The term "malice" is not defined for purposes of the Act. Ching suggests that the definition set out in Agbor, 952 S.W.2d at 506, is controlling while the Hospitals contend that the definition at Maewal, 868 S.W.2d at 893, is controlling. However, because the summary judgment evidence provided by Ching is insufficient to overcome the presumption of the absence of malice to medical peer review proceedings, id., under either definition, we need not decide which of the suggested definitions is controlling here. (7) Accordingly, issues one and two are overruled. Ching's remaining issues concern claims arising out of the medical peer review process; thus, our disposition of the first two issues is also controlling on his remaining issues and we need not address them or the summary judgment evidence that he presented. Roe, 21 S.W.3d at 655.

Accordingly, the judgment of the trial court is affirmed.

Don H. Reavis

Justice

1. John T. Boyd, Chief Justice (Ret.), Seventh Court of Appeals, sitting by assignment.

2. Tex. R. App. P. 47.2(a).

3. Ching did not contend that his approval of the memorandum was brought about by any fraud, accident, or mistake on the part of the Hospitals or seek to rescind or avoid his agreement to the memorandum.

4. Recodified with minor non-substantive changes.

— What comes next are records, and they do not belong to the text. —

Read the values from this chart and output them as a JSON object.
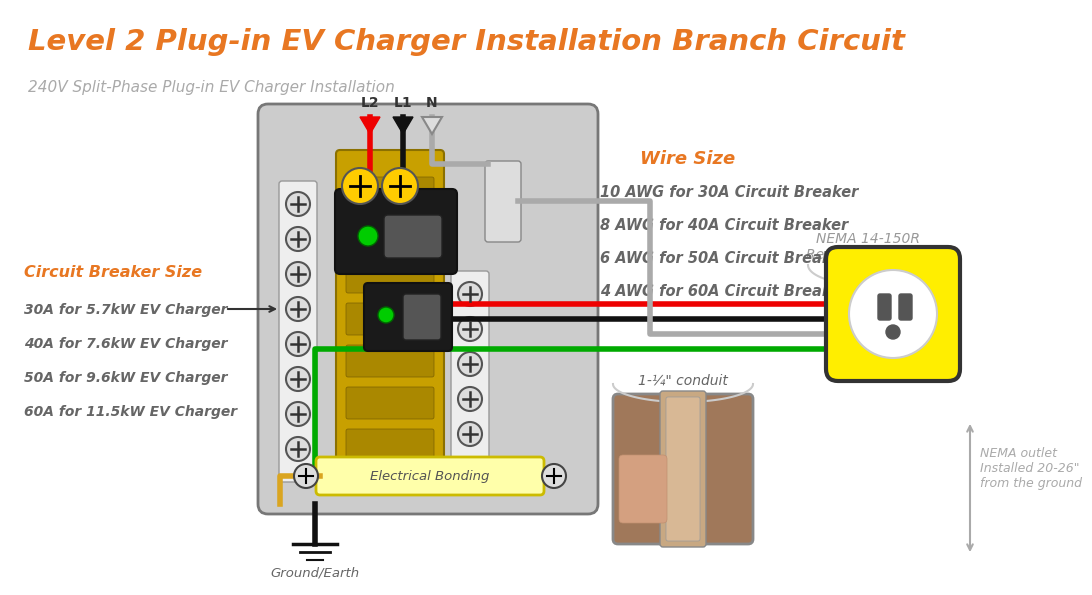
{
  "title": "Level 2 Plug-in EV Charger Installation Branch Circuit",
  "subtitle": "240V Split-Phase Plug-in EV Charger Installation",
  "title_color": "#E87722",
  "subtitle_color": "#AAAAAA",
  "bg_color": "#FFFFFF",
  "panel_color": "#CCCCCC",
  "panel_border": "#777777",
  "bus_color": "#C8A000",
  "wire_red": "#EE0000",
  "wire_black": "#111111",
  "wire_green": "#00AA00",
  "wire_gray": "#AAAAAA",
  "wire_yellow": "#DAA520",
  "outlet_bg": "#FFEE00",
  "outlet_border": "#333333",
  "label_color": "#777777",
  "orange_color": "#E87722",
  "circuit_breaker_labels": [
    "30A for 5.7kW EV Charger",
    "40A for 7.6kW EV Charger",
    "50A for 9.6kW EV Charger",
    "60A for 11.5kW EV Charger"
  ],
  "wire_size_labels": [
    "10 AWG for 30A Circuit Breaker",
    "8 AWG for 40A Circuit Breaker",
    "6 AWG for 50A Circuit Breaker",
    "4 AWG for 60A Circuit Breaker"
  ],
  "nema_label_line1": "NEMA 14-150R",
  "nema_label_line2": "Receptacle Outlet",
  "conduit_label": "1-¼\" conduit",
  "ground_label": "Ground/Earth",
  "height_label": "NEMA outlet\nInstalled 20-26\"\nfrom the ground",
  "electrical_bonding_label": "Electrical Bonding",
  "terminal_labels": [
    "L2",
    "L1",
    "N"
  ],
  "cb_arrow_label": "Circuit Breaker Size"
}
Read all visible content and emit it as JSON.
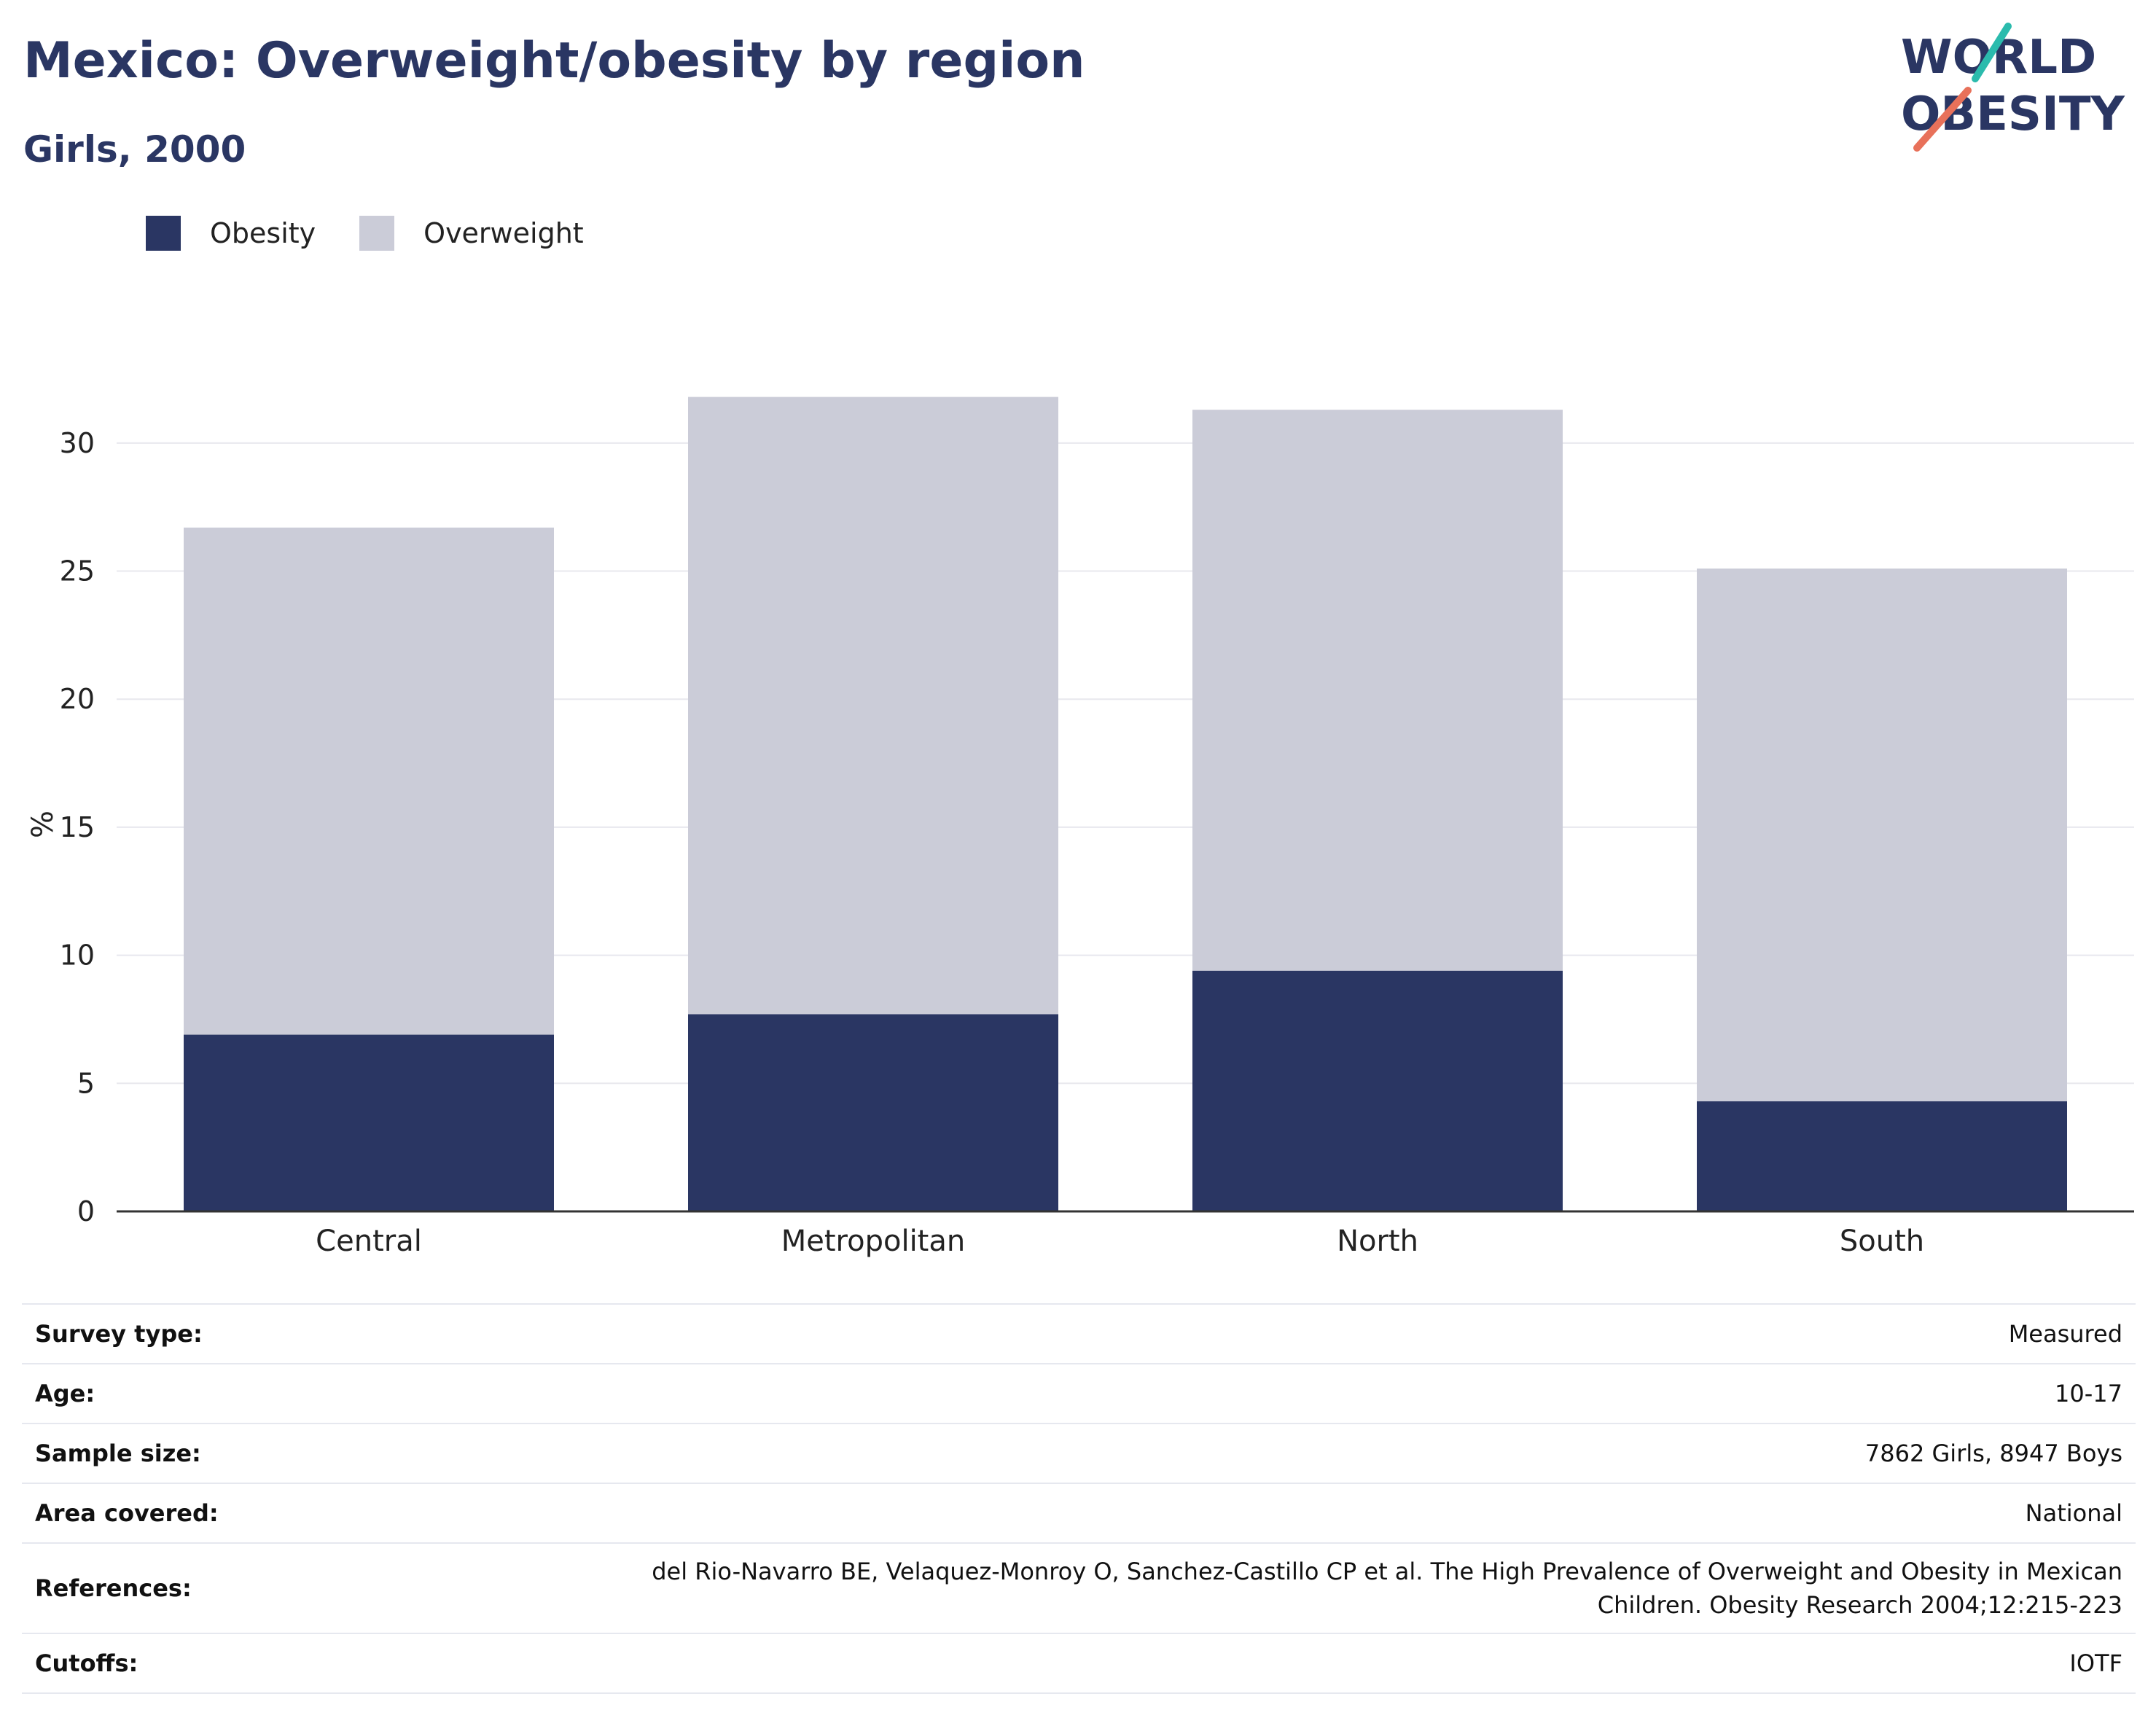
{
  "header": {
    "title": "Mexico: Overweight/obesity by region",
    "subtitle": "Girls, 2000"
  },
  "logo": {
    "line1": "WORLD",
    "line2": "OBESITY"
  },
  "colors": {
    "obesity": "#2a3663",
    "overweight": "#cbccd8",
    "grid": "#e8e8ee",
    "axis": "#333333",
    "logo_text": "#2a3663",
    "logo_teal": "#2bbbad",
    "logo_coral": "#e8715a"
  },
  "legend": [
    {
      "label": "Obesity",
      "color": "#2a3663"
    },
    {
      "label": "Overweight",
      "color": "#cbccd8"
    }
  ],
  "chart_data": {
    "type": "bar",
    "stacked": true,
    "categories": [
      "Central",
      "Metropolitan",
      "North",
      "South"
    ],
    "series": [
      {
        "name": "Obesity",
        "values": [
          6.9,
          7.7,
          9.4,
          4.3
        ]
      },
      {
        "name": "Overweight",
        "values": [
          19.8,
          24.1,
          21.9,
          20.8
        ]
      }
    ],
    "ylabel": "%",
    "xlabel": "",
    "ylim": [
      0,
      32.5
    ],
    "yticks": [
      0,
      5,
      10,
      15,
      20,
      25,
      30
    ],
    "grid": true,
    "legend_position": "top-left"
  },
  "meta": [
    {
      "key": "Survey type:",
      "value": "Measured"
    },
    {
      "key": "Age:",
      "value": "10-17"
    },
    {
      "key": "Sample size:",
      "value": "7862 Girls, 8947 Boys"
    },
    {
      "key": "Area covered:",
      "value": "National"
    },
    {
      "key": "References:",
      "value_lines": [
        "del Rio-Navarro BE, Velaquez-Monroy O, Sanchez-Castillo CP et al. The High Prevalence of Overweight and Obesity in Mexican",
        "Children. Obesity Research 2004;12:215-223"
      ]
    },
    {
      "key": "Cutoffs:",
      "value": "IOTF"
    }
  ]
}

5. Because section 160.010 is not conditioned upon compliance with the standards of professional review set out in 42 U.S.C. § 11112(a), we limit our review of the evidence to the question of malice.

6. The May 16, 1995 report was included in the summary judgment evidence.

7. Because public policy encourages medical peer reviews, see 42 U.S.C. § 11101(3) and (5), a definition of malice fashioned to encompass the requirement of a "reasonable belief that the action was in the furtherance of quality health care" requirement of 42 U.S.C. § 11112(a)(1) may be more appropriate than a definition adapted from typical tort cases.